The Spörer minimum (after the German astronomer Gustav Spörer ) is a period of particularly low solar activity in the period between 1420 and 1570, with a focus between 1460 and 1550. Since the period lies before the observation of sunspots , the minimum can only be determined indirectly by the 14 Detect carbon content in tree rings from this period.

According to popular belief, the Spörminimum marks the beginning of the so-called Little Ice Age , a period with a cooler earth climate, which extended over the following Maunder minimum ( 1645–1715) to the Dalton minimum (1790–1830). Reduced solar intensity resp. large fluctuations in these are considered to be a possible factor for the cooling.

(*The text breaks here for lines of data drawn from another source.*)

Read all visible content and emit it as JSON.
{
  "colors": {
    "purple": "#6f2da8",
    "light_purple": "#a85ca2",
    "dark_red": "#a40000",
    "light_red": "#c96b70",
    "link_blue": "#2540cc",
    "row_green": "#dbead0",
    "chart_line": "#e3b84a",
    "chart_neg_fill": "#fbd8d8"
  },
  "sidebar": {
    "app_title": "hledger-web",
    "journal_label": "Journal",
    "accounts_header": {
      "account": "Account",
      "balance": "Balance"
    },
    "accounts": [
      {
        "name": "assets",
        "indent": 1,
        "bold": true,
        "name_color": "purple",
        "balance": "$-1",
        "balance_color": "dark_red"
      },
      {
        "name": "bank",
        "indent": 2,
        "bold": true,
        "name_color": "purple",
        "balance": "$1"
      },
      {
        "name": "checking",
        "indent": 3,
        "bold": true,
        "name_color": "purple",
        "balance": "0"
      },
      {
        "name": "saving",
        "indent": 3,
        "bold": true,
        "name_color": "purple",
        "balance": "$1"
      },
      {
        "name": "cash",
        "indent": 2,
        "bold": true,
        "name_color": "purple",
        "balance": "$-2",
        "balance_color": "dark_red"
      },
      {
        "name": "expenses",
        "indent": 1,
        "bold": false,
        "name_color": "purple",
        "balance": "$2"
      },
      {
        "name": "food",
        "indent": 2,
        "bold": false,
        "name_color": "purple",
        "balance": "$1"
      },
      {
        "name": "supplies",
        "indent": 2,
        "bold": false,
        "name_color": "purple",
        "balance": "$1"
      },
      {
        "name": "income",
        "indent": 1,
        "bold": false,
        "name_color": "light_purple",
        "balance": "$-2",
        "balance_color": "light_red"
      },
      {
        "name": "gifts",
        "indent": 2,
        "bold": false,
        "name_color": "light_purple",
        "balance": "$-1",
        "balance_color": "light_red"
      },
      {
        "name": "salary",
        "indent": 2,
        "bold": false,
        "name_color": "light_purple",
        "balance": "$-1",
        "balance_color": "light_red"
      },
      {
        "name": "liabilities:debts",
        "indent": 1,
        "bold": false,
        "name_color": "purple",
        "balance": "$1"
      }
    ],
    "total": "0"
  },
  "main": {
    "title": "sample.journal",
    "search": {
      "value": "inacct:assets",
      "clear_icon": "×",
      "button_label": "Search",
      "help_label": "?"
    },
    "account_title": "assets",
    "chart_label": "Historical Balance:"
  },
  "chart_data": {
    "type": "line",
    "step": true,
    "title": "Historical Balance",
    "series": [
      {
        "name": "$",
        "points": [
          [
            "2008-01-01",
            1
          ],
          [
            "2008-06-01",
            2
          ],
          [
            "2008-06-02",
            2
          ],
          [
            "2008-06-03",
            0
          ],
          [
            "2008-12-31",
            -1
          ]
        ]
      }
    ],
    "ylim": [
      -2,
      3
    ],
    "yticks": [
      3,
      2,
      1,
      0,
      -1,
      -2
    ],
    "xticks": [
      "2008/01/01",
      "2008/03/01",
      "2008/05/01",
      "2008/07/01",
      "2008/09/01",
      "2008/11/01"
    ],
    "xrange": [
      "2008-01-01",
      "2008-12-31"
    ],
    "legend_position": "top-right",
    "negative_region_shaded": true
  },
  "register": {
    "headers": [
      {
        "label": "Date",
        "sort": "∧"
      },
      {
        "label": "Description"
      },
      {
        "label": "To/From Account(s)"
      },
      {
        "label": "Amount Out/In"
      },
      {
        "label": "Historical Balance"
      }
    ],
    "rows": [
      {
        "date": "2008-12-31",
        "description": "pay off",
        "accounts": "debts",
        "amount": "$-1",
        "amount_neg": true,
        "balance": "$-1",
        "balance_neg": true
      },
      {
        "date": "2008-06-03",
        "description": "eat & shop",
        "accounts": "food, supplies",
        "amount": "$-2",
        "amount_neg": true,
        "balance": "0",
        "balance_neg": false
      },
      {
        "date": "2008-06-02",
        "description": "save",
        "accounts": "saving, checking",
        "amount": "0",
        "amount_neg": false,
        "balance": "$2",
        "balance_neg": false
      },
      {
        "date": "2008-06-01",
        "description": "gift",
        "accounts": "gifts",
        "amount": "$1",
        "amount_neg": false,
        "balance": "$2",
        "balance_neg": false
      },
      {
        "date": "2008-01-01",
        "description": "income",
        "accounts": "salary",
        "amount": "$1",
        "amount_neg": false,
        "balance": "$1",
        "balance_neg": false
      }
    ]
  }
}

In addition to volcanic eruptions, the spor minimum was suspected to be the cause of several cold winters (see weather anomalies of the 1430s ), which caused crop failures and a famine in the years 1437–1439 . The cold lasted unusually long and began again in early autumn, so that the growing season was shortened considerably. Extensive crop failures caught Central Europe, which had not experienced anything like it for a century, unprepared and led to the worst European famine of the 15th century. The short summers of the years, however, were unusually warm. This contrast between winter and summer temperatures speaks against low solar activity as the cause of the weather anomalies and rather points to internal fluctuations in the climate system.

Individual evidence

  1. At the 24th General Assembly of the International Astronomical Union in 2015, a revised data series of the sunspot relative number from 1750 was presented after the observation conditions were checked again, which now gives less low and higher sunspot numbers around 1885 and 1945. This makes the time series less extreme. Corrected Sunspot History Suggests Climate Change since the Industrial Revolution not due to Natural Solar Trends. International Astronomical Union press release, iau1508, August 7, 2015 (iau.org, accessed August 20, 2015).
  2. ^ Christian Jörg: Expensive, Hunger, Great Dying . Famine and supply crises in the cities of the empire during the 15th century, Stuttgart (Hiersemann-Verlag) 2008.
  3. Chantal Camenisch u. a .: The 1430s: a cold period of extraordinary internal climate variability during the early Spörer Minimum with social and economic impacts in north-western and central Europe . In: Climate of the Past . 2016, doi : 10.5194 / cp-12-2107-2016 (Open Access).